When customizing PPQ and CPV, consider the following:

  • Flexibility in Process Parameters: Establish a robust framework that allows for variability in process parameters without compromising product quality.
  • Ongoing Monitoring: Utilize SCADA systems for real-time data acquisition and monitoring to facilitate continuous improvement and quick response to any anomalies detected during production.
  • Risk Assessment: Conduct regular risk assessments to identify potential points of failure that may affect product quality.

Incorporating these elements into your PPQ and CPV strategy ensures a solid foundation for the ongoing compliance and quality assurance of ATMP manufacturing.

Step 5: Documentation and Regulatory Submission

Finally, comprehensive documentation processes will substantiate your validation efforts when submitting to regulatory authorities. Accurate and thorough documentation allows for transparency and traceability of all actions taken during the validation process.
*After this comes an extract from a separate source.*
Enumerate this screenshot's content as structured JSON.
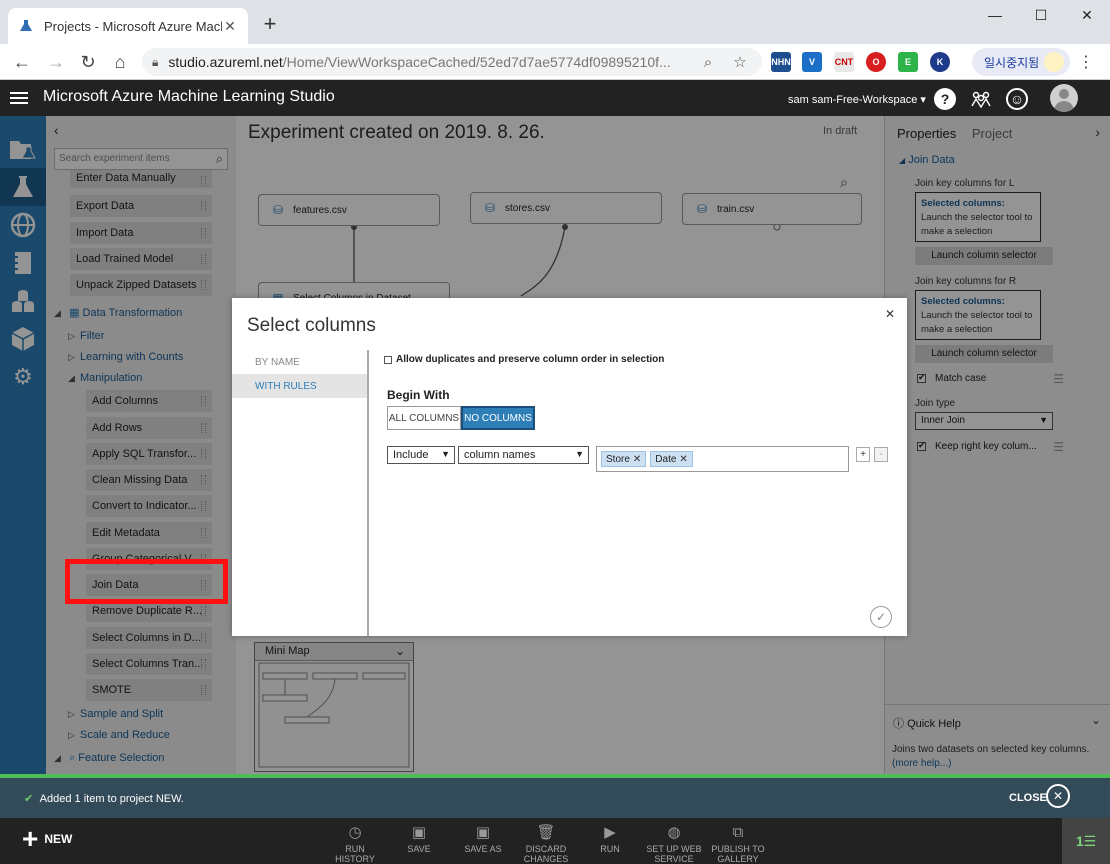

  • Validation Reports: Prepare detailed validation reports that summarize your studies, methodologies, results, and conclusions.
  • Change Control Documentation: Establish a change control process for any modifications made to processes, equipment, or materials.
  • Regulatory Submission Packages: Ensure your documentation is compliant with the submission requirements of regulatory bodies such as the FDA, EMA, and MHRA.

Conclusion

Automation and SCADA controls in closed systems play a crucial role in the validation of biologics and advanced therapy medicinal products. By following this step-by-step guide, pharmaceutical professionals can ensure that their processes meet stringent regulatory standards while minimizing the risks associated with contamination and variability. From identifying critical quality attributes to thorough validation strategies for viral clearance and aseptic processing, each step is imperative in maintaining the high standards set forth by regulatory authorities.

As the industry evolves, it is essential to continuously refine validation processes, incorporate advanced technologies, and ensure compliance with the evolving regulatory landscape. With careful planning and dedicated execution of these protocols, the path to quality assurance in the manufacturing of closed systems and single-use technologies will become increasingly clear.